* Canada exports flat, imports edge up by 0.1 percent
* Canada posts 23rd consecutive monthly trade deficit
* Statistics Canada revises Oct surplus to big shortfall
OTTAWA, Jan 7 (Reuters) - Canada posted a much larger than expected trade deficit of C$940 million ($879 million) in November, most likely knocking market hopes that the beleaguered export sector might be starting to recover.
The deficit - the 23rd in a row - was significantly wider than the C$140 million shortfall forecast by market experts.
Statistics Canada on Tuesday also revised October’s initial surplus of C$75 million to a deficit of C$908 million, in part to reflect revised data on crude oil prices. Initial trade statistics for any given month include estimates of crude prices rather than hard figures.
The value of exports was unchanged from October as volumes fell by 0.7 percent while imports increased by 0.1 percent on flat volumes. Since the 2008/09 recession, exports have struggled with a strong Canadian dollar and weak markets.
Before Statscan’s drastic October revision, the trade balance had been improving for three straight months.
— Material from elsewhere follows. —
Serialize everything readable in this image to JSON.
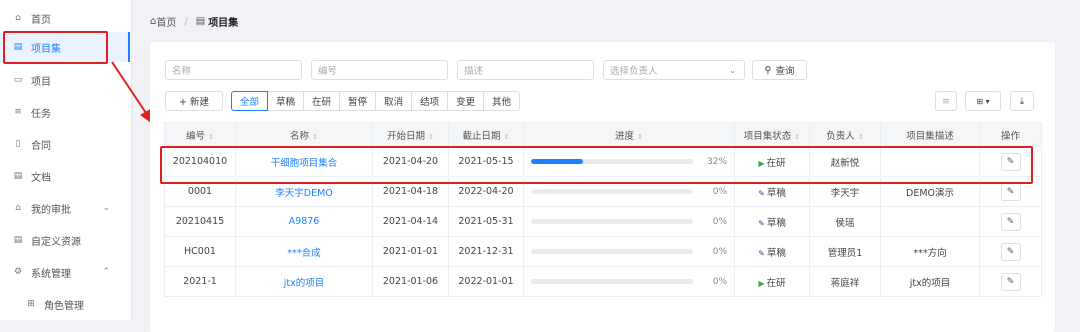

Bank of Canada Governor Stephen Poloz told Reuters last month that the main risk to the outlook for the domestic economy in 2014 was that exports would not recover as anticipated.
Exports to the United States, which comprised 75.3 percent of all Canadian exports in November, grew by 0.6 percent, while imports rose by 2.0 percent. As a result, the trade surplus with the United States fell to C$2.75 billion from C$3.08 billion in October.